So storied is Canada's post-colonial, immigration-driven history that it's almost become clichéd. From Heritage Minutes to civic mottos, ours is a country that embraces its immigrant past and future like no other.
Indeed, in recent years Canada has welcomed more than 250,000 foreign nationals annually looking to put down roots here. What's discussed less often is that as they build wealth, many of these newcomers eventually develop estate plans that bequeath inheritance to family members in their home countries.
In the same way, many other Canadians with loved ones who live abroad for personal or professional reasons also face overseas tax implications in their estate planning.
Gordon Jessup, a tax partner with the accounting firm Fuller Landau LLP in Toronto, says his firm has seen a steady uptick in requests for cross-border tax and estate-planning assistance, much of it relating to migration to and from the United States.
"You may have a person who is a U.S. citizen who has to consider U.S. gift and estate tax issues," he explains. "We're also seeing individuals planning their estate understanding that a beneficiary may one day move to the U.S."
Whatever the circumstances, Canadian citizens or permanent residents who plan to leave an inheritance to loved ones abroad face the same challenge: how to begin navigating the divergent system of international estate and tax laws, particularly when considering that each country has its own set of tax and compliance obligations.
The good news is that international estate planning isn't as difficult as it may seem. But it does require a pro-active approach. Mr. Jessup says the first step is to think globally and act locally.
"You need to consider the Canadian tax consequences and administration of those assets, as well as the foreign," he says.
While Canada does not have an inheritance or estate tax, there is a deemed disposition of an estate's assets at the time of death. At that point, a deceased individual's assets are assigned a fair-market value for the purpose of determining capital gains, or the difference in the assets' value from their acquisition to a deceased's passing.
The estate must then pay taxes on half of those realized capital gains at the applicable personal income-tax rate. Notably, an estate's executor must ensure the estate has paid all outstanding taxes and must receive a clearance certificate from the Canada Revenue Agency before disbursing assets to the will's beneficiaries, whether they live in Canada or elsewhere.

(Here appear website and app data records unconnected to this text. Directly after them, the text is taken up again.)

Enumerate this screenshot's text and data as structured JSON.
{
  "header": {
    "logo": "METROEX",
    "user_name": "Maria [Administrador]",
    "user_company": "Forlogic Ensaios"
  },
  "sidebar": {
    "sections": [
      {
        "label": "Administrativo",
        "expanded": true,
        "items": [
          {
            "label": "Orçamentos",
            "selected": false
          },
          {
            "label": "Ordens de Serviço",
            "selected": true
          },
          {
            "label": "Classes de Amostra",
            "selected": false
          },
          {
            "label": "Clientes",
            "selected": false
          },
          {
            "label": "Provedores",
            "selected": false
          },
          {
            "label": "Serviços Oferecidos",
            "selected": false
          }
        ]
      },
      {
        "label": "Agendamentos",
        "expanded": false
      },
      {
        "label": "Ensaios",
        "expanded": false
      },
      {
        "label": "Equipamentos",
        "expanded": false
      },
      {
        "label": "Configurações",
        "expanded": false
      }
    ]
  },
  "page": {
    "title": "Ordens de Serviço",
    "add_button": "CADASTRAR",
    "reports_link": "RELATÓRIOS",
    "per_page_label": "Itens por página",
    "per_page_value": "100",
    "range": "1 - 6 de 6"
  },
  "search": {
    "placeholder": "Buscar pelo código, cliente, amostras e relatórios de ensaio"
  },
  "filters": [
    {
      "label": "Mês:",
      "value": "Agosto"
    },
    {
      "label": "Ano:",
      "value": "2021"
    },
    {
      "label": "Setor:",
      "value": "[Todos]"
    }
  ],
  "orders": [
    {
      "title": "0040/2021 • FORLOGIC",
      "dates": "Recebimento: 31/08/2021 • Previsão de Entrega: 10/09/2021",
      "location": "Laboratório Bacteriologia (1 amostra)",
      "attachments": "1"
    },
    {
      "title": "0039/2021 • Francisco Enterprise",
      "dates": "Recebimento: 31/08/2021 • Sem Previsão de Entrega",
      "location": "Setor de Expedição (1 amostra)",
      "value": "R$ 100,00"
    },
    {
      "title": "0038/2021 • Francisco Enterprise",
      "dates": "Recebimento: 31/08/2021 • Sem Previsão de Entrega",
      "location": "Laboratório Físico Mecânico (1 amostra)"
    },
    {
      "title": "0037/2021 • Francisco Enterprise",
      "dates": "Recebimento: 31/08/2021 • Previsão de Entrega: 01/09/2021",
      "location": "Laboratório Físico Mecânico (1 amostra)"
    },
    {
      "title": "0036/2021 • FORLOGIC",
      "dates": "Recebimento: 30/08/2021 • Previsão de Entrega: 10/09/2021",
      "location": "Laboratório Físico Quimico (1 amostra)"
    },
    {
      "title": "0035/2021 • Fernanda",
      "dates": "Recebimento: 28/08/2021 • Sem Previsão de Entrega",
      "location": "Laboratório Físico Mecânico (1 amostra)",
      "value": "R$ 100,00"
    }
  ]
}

Mr. Jessup's advice is to seek the right help before developing an estate and tax planning strategy. "You're going to want to reach out to a professional, whether it's a lawyer or accountant, who's versed in estate planning in that [foreign] jurisdiction, so you get a brief education on the consequences to your beneficiary," Mr. Jessup advises.
That includes drafting a will compliant with laws in your Canadian province, then having it vetted by a lawyer in the jurisdiction where any potential overseas beneficiaries reside to help avoid non-compliance issues, says Allan Madan of Madan Chartered Accountant in Mississauga.
Some countries don't have inheritance, gift or estate taxes, while others – notably the United States – maintain tax treaties with Canada designed to prevent double taxation.
"The general concept is, if the tax has been paid in one country already, then tax should not be paid in the other country on that same source of income," Mr. Madan explains.
When making estate plans with overseas implications, Canadians "need to check the domestic law of that foreign country, but also whether there is any relief available for them in a tax treaty that Canada has with that country."
In the case of a Canadian leaving assets to a U.S. relative, for example, the real issue is on the Canadian side of the border, according to David Kuenzi, a partner at Thun Financial Advisors in Madison, Wis. If the Canadian resident is also an American citizen, she may be subject to U.S. estate tax, in addition to Canadian capital-gains taxes.
But because the lifetime exemption on the 40-per-cent U.S. estate tax is $11.2-million per individual – $22.4-million for a married couple – only the ultrawealthy will generally be required to pay it.
"There are also simple ways to extend that exemption with some basic planning," Mr. Kuenzi adds. "If you're facing U.S. estate tax, you'd be able to anticipate that. You could fund life insurance trusts [for beneficiaries], for example, or begin gifting assets."
Bequeathing assets to beneficiaries in jurisdictions farther afield should be dealt with on a case-by-case basis, he cautions.
Take China, for example. The country has neither an estate nor a gift tax, making the transfer of wealth across borders relatively straightforward.
When dealing with the European Union, however, matters become more complicated. Spain, Germany, the United Kingdom and Italy all have inheritance taxes, but at wildly different levels, he says.
A beneficiary residing in Germany would be required to pay tax on any inherited assets based on the recipient's income, and subject to a graduated scale of exemptions. In Spain, a beneficiary would face similar obligations, and also face an effective maximum inheritance tax rate as high as a whopping 81.6 per cent on the bequeathed amount. In Italy, it's a relatively paltry maximum tax hit of 8 per cent.
"Every country has different rules," says Mr. Kuenzi.
His advice: "If you have family members in the EU, before you write someone into your will, find out what the implications are."